Signature entre la France et la Chine d’une lettre d’intention sur la coopération en matière des droits d’environnement

Ajouté au 07/06/2010 par SHI Lei

Le Département de la coopération internationale du ministère de la Protection de l’environnement, l’Ambassade de la France en Chine et la Fondation française pour le droit continental (FFDC) ont signé le 3 juin à Beijing une lettre d’intention sur la coopération dans la législation environnementale.

Les trois parties se sont accordées pour créer les conditions nécessaires afin d’approfondir les études sur la rectification de la loi chinoise contre la pollution atmosphérique, sur la rédaction des lois environnementales, et sur la conception des taxes écologiques et l’élaboration des politiques de l’économie environnementale.

« Les expériences ou les leçons des pays développés pourront nous servir de références précieuses pour éviter des erreurs et mieux avancer dans le développement de l’économie chinoise », a indiqué Bie Tao, directeur adjoint du département des politiques et des lois du ministère de la Protection de l’environnement. Il s’agit de la première coopération avec la France dans le domaine, mais selon la présentation de Mme Stéphanie Balme, déléguée de la FFDC, « la France possède une expertise tout à fait particulière dans le domaine du droit de l’environnement, puisqu’elle a établi un code de l’environnement en 2000, et une chartre de l’environnement en 2004 pour l’intégrer dans la constitution. »

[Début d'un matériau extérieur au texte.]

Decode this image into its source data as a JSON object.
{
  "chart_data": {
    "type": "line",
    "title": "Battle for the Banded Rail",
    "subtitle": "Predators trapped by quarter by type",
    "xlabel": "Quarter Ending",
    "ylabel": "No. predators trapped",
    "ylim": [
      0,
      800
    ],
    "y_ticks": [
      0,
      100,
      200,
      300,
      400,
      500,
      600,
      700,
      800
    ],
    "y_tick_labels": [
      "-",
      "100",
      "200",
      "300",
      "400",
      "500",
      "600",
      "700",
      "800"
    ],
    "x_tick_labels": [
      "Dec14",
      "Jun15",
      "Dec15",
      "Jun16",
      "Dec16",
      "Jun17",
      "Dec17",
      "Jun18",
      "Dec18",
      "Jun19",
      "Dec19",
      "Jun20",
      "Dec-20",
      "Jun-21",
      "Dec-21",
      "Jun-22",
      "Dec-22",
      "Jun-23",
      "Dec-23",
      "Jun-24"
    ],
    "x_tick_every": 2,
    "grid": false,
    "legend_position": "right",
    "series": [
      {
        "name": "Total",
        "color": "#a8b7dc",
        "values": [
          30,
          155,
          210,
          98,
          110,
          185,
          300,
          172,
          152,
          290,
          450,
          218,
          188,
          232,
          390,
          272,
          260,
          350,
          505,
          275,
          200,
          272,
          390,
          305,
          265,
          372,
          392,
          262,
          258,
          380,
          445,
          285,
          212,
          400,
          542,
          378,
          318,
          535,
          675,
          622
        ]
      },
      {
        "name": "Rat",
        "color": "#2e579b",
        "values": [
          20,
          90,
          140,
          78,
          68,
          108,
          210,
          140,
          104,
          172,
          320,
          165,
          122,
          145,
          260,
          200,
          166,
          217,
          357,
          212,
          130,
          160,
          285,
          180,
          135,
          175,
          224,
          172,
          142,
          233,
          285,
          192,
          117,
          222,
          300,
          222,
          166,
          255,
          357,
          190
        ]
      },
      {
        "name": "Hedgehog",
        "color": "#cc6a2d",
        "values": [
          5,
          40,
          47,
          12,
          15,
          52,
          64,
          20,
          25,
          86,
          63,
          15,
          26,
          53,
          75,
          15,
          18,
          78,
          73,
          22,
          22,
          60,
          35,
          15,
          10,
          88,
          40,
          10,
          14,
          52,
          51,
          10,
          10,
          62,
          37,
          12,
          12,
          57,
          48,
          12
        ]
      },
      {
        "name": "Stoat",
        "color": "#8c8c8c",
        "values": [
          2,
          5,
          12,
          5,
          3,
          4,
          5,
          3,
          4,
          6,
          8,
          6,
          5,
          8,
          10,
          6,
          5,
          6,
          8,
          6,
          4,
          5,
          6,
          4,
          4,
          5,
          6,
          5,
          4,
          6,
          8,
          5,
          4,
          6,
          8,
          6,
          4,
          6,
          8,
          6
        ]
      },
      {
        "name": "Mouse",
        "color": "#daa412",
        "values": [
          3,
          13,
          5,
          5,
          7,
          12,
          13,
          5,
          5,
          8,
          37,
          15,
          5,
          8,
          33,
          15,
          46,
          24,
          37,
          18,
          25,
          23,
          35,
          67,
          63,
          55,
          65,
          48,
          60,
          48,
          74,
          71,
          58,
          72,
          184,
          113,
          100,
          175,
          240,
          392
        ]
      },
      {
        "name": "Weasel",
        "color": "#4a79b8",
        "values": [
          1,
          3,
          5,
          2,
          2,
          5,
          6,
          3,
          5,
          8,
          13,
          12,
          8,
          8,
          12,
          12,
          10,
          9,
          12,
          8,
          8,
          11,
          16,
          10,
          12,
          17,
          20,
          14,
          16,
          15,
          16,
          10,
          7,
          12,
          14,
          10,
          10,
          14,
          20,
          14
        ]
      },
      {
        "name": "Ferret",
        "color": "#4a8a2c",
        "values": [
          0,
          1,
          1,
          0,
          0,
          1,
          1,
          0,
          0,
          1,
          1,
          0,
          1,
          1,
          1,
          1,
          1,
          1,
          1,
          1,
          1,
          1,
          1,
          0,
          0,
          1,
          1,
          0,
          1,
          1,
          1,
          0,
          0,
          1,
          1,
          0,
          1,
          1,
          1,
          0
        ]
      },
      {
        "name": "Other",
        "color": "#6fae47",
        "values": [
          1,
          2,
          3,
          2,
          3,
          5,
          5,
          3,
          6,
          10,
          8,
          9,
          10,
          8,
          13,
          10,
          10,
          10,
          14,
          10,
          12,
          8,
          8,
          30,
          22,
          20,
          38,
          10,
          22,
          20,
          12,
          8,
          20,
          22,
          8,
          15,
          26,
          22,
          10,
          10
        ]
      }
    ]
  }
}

« La coopération entre la France et la Chine sur le plan de l’environnement a bien commencé et on s’attend à ce qu’elle continue, au travers des dialogues, de sorte qu’elle puisse contribuer à moderniser les droits chinois », a poursuivi Mme Balme qui a défendu la codification des lois comme un conseil pour le chemin à suivre dans le développement du système des lois chinoises. « Rassembler les lois, compiler les lois en nettoyant celles qui ne sont plus compatibles pour arriver à un droit exhaustif, unique, clair, et accessible pour le public, c’est un travail au-delà de l’environnement, parce que la codification des lois d’environnement n’aura pas lieu s’il n’y a pas de codification des autres lois, et qu’il n’y a pas de code de l’environnement s’il n’y a pas d’autres codes. »

De son côté, Hervé Ladsous, ambassadeur de France en Chine, a révélé que la coopération entre la Chine « en tant que grand pays émergeant » et la France, un grand pays européen, dans la législation environnementale représente un sens commun entre les dirigeants des deux pays.

« La France a un plan d’investissement de 670 millions d’euros dans l’environnement en Chine, dans les projets comme l’électrification de voies ferrées, la construction d’une grande ferme de génération éolienne à Yunnan, la plantation de forêts, etc. », a révélé l’ambassadeur pour réitérer l’importance que la France attache à la protection de l’environnement en Chine.

Quant à la conférence du climat à Cancún vers la fin de cette année, M. Hervé Ladsous a déclaré que les deux gouvernements travaillent ensemble régulièrement pour assurer le succès de la conférence, parfois sur des sujets très précis.